Al siguiente domingo,
continua dicho historiador señalando, el templo se llenó en toda su capacidad y
nuevamente Montesino pronuncio su sermón, esta vez con mayores argumentos, lo
que desencadeno en un tremendo avispero.
Frente a esta situación
acordaron visitar al rey Fernando el católico. Pero resulto ser que los
explotadores colonizadores fueron apoyados por la orden de los franciscanos,
quienes designaron a fray Alonso de Espinal para que se entrevistara con el el
monarca, mientras que los dominicos designaron al propio Montesino. Una vez en
España, Espinal fue bien recibido por el rey, mientras Montesino paso penurias
para poder lograr una entrevista. Cuando finalmente se produjo dicha entrevista
pudo explicarle al rey la real situación de los aborígenes.

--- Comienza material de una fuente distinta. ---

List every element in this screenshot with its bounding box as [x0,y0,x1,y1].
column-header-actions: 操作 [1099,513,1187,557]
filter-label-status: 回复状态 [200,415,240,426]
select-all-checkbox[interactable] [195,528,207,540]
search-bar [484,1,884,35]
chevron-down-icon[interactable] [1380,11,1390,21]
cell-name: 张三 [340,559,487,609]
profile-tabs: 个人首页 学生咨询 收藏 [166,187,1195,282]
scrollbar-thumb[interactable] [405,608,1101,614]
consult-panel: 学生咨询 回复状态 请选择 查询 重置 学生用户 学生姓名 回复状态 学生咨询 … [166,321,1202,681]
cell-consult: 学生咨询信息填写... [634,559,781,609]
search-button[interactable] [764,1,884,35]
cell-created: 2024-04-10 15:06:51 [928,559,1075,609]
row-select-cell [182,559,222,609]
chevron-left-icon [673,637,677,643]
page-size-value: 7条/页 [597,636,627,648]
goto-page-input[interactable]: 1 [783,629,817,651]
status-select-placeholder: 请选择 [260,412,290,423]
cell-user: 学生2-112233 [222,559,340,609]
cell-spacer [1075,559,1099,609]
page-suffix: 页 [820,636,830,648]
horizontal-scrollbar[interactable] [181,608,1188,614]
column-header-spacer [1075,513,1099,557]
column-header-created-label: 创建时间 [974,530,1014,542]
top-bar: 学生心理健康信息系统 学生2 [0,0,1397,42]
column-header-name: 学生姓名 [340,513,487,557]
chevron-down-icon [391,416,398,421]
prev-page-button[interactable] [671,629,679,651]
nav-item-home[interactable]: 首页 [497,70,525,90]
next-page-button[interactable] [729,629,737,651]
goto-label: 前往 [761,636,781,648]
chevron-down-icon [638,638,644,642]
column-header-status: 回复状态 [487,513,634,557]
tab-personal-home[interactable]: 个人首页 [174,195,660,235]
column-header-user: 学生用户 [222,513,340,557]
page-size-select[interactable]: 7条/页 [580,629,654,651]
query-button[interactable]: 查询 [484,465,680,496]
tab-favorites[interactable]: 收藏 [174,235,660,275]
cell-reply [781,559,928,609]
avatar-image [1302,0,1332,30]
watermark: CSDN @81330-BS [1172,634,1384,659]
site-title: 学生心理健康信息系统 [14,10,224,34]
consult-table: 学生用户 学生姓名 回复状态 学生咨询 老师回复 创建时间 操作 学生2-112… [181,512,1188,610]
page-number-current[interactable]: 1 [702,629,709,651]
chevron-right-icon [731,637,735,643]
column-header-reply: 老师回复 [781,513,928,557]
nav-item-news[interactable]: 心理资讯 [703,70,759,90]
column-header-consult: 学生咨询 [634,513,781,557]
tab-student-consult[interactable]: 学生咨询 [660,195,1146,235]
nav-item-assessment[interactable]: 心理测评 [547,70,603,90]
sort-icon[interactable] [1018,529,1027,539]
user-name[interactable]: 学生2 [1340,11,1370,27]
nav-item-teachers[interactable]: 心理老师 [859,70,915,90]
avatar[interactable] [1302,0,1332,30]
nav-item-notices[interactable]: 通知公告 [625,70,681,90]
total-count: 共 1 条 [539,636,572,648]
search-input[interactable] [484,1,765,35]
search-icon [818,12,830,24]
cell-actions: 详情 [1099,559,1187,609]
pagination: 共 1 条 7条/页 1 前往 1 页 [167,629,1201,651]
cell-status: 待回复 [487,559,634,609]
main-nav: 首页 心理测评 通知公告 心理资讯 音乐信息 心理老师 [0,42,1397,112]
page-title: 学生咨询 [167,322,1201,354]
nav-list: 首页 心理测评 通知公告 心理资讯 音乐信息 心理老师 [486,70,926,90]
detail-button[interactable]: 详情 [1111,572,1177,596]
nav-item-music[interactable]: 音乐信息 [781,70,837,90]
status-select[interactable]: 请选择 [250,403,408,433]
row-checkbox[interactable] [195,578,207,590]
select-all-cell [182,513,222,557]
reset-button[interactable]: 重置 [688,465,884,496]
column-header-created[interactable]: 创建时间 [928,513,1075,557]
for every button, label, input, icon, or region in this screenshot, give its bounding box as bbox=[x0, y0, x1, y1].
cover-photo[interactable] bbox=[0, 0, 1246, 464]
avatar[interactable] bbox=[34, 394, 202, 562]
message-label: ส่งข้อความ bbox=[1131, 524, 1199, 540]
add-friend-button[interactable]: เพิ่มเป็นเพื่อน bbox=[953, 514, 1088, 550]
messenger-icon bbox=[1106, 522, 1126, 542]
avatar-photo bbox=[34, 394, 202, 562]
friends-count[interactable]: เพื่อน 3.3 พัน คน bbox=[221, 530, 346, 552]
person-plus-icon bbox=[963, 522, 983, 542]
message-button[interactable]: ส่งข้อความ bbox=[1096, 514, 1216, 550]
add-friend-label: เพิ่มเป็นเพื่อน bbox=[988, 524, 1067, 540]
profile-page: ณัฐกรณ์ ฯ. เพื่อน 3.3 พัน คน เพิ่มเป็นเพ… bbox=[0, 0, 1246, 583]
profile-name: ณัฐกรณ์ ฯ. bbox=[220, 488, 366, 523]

Luego de discusiones se decidió
promulgar las famosas leyes de Burgos, que aunque en teoría procuraban mejorar
o detener los maltratos de que eran objeto los indígenas, en la teoría nada
bueno se pudo implementar en favor de estos, quienes siguieron siendo
explotados por los encomenderos.
La población indígena fue
ciertamente exterminada por los conquistadores y colonizadores españoles en
esta isla, pero el gesto y labor de los dominicos no ha sido olvidado y gracias
a Dios que nos dio a Duarte, el cual en su honor llamo este país Republica
Dominicana.
No siempre que se proteste,
nuestra queja será escuchada, pero debemos insistir, si entendemos que tenemos
la razón. Es un derecho humano y estos no perecen ni se pierden.